18   David Losh   2012 Nov 4, 11:17am  

There is a lot of talk about shadow inventory that is complete hooey. At one point there was something like 18 million housing units, and now I think it's like 7 million that gets quoted as being vacant, but it doesn't make any difference.

The big story was that apartment building permits were flat for the 10 years that builders threw up crap shacks and sold them for big money.

Well that home ownership rate is fine for the people who are stuck with houses, but the economy has changed.

There are more people who would rather rent, work, and save than those who want to be saddled with debt.

A house isn't a sure bet any more, and after prices receed after the election you'll see more people happy to move into newer apartment buildings, and ride out the economy.

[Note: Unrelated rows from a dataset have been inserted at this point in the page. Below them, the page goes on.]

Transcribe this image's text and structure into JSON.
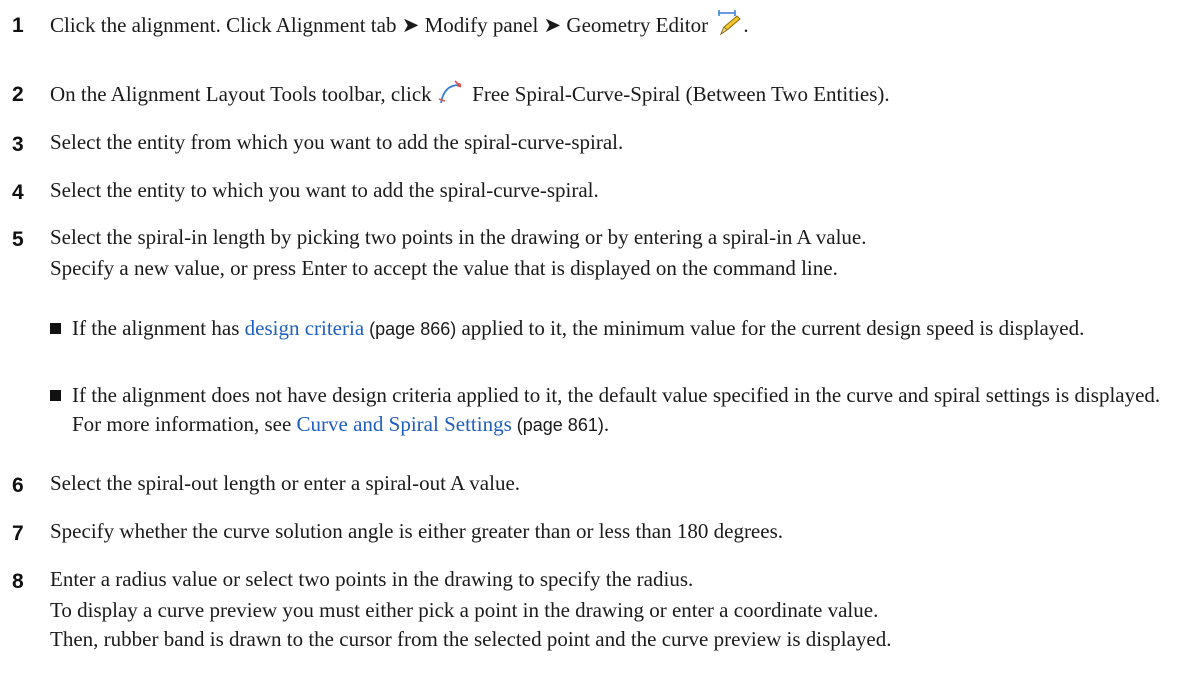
{
  "steps": [
    {
      "n": "1",
      "parts": [
        "Click the alignment. Click Alignment tab ",
        "➤",
        " Modify panel ",
        "➤",
        " Geometry Editor ",
        "."
      ],
      "icon": "geometry-editor-icon"
    },
    {
      "n": "2",
      "pre": "On the Alignment Layout Tools toolbar, click ",
      "post": " Free Spiral-Curve-Spiral (Between Two Entities).",
      "icon": "free-spiral-curve-spiral-icon"
    },
    {
      "n": "3",
      "text": "Select the entity from which you want to add the spiral-curve-spiral."
    },
    {
      "n": "4",
      "text": "Select the entity to which you want to add the spiral-curve-spiral."
    },
    {
      "n": "5",
      "line1": "Select the spiral-in length by picking two points in the drawing or by entering a spiral-in A value.",
      "line2": "Specify a new value, or press Enter to accept the value that is displayed on the command line."
    },
    {
      "n": "6",
      "text": "Select the spiral-out length or enter a spiral-out A value."
    },
    {
      "n": "7",
      "text": "Specify whether the curve solution angle is either greater than or less than 180 degrees."
    },
    {
      "n": "8",
      "line1": "Enter a radius value or select two points in the drawing to specify the radius.",
      "line2": "To display a curve preview you must either pick a point in the drawing or enter a coordinate value.",
      "line3": "Then, rubber band is drawn to the cursor from the selected point and the curve preview is displayed."
    }
  ],
  "bullets": [
    {
      "pre": "If the alignment has ",
      "link": "design criteria",
      "page": " (page 866)",
      "post": " applied to it, the minimum value for the current design speed is displayed."
    },
    {
      "pre": "If the alignment does not have design criteria applied to it, the default value specified in the curve and spiral settings is displayed. For more information, see ",
      "link": "Curve and Spiral Settings",
      "page": " (page 861)",
      "post": "."
    }
  ],
  "colors": {
    "link": "#1f5fbf",
    "text": "#1a1a1a"
  }
}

Big builders have taken over the housing market here in Seattle. We see thousands of apartment buildings being finished, and lowering rents to attract renters. As the apartment rents go down the crap shacks are finding it harder to get quality renters.

Remember low life pays the most to live somewhere.

So what I see is that questionable areas are getting further run down, and newer buildings are eating the lunch of older buildings that don't keep up.

And the crap shacks are taking longer to rent, and the rates need to get in line with the condition.